Wednesday, June 1, 2016

So What Shall I Do?

Some smartasses have proposed that perhaps I could quit being unkind to other bloggers and commentators. Consider this remark from Mr. Thein's blog:

I was having a discussion about the presentation of landscape and color use the other day with one of my students – which in turn got me thinking about why we see so few modern landscapes that work in monochrome, typically unless the shooter is trying to imitate Ansel.

which is, well, it's just a wrong statement. There's plenty of monochrome landscape being shot today that looks nothing like Ansel Adams.

I can comment on Mr. Thein's blog to offer some correction, you suggest? No, actually I cannot. Mr. Thein does not accept correction from me, as far as I can make out regardless of how polite I am. I suppose I could try swearing at him, but I am dubious. ETA: Apparently I made it past a round of moderation after all. Perhaps I shall commence remarking on his blog again, in lieu of remarking here. Wait and see, I guess!

I could let it slide, I suppose. Is that the right answer? Should influential bloggers simply be allowed to say whatever they like without challenge? Or do I need to be a more influential writer before I am permitted to correct The Mighty? What?

I suppose I could just kindly and generously correct the misconception, without suggesting that Mr. Thein is either ignorant or wilfully ignoring reality in order to promote his preferred world view in which he is a lone visionary beset on all sides by cruel commenters, fools, and fauxtographers.
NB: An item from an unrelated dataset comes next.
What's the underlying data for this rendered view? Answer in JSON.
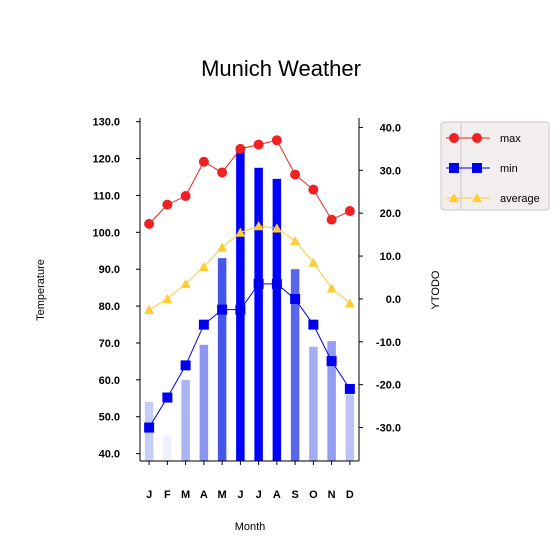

Is there a point at which I might offer such an observation, and if so can you give me a rough estimate of how many thousands of "tells" must appear before I might offer such a cruel suggestion?

Let me just say, then: Sally Mann, Sebastio Salgado, Hiroshi Sugimoto, and leave it at that.


  1. Ray Metzker? Lee Friedlander? Thomas Joshua Cooper?

  2. Children, please; let's all put on our big-person boots, let's call an op-ed an op-ed (mit periodic irrefutably logical critiques contained therein), let's agree to be stimulated to robustly critical thought - and possibly even to an occasional well-thought-out riposte, oooh! - by entertainingly opinionated op-ed's, and leave it at that...

  3. Nice would be so fucking dull. Be true to thyself.

  4. "...why we see so few modern landscapes that work in monochrome..." - say what? Just another piece of evidence that the camera-and-software fondling fauxtographer masses out there are not really interested in photography. Because if they were, how could they not have an interest in photographic history, historical or contemporary? This is exactly anologous to the fact that you can not be a writer of the slightest significance without also being a reader. And those are not even my words.

  5. In this particular case I will speculate his language is subtly geared at not insulting potential paying customers, and at advertising himself and photography classes as being able to lead someone on the path to enlightenment to answer, "But as with all monochrome, surely we could also use these properties to imply a sense of timelessness, surreality or detachment?"

    I get why he moderates you if he thinks you're bad for his business and brand, but I also get why you'd mock his persona. It's a pretty timeless interaction! But while I suspect the strength of your motivation for poking at him is solidly based in, "someone is wrong on the internet!", you regularly treat this as more of an ongoing, developing debate (although he is at best a very reluctant participant), where he can raise the stakes just as well as you can, and both of you are providing content, arguments, counterarguments, and new viewpoints.

    As to the unkind bit: there's a difference between "truth to power" (I use this phrase half in jest) and "I have decided someone needs to be brought down a notch". And because I doubt you give two shits whether random others agree with your position, I know you're more about providing working counterpoints and less about taking down a notch, although I'll grant this is not always obvious on the first reading. :D

    1. I certainly harbor fantasies of a proper Victorian War Of Letters in which all the players say the most awful things about The Gentleman From Westchestershire On Twiddlydeedum (never, ever, naming names) and so on, but I dare say it's not going to happen.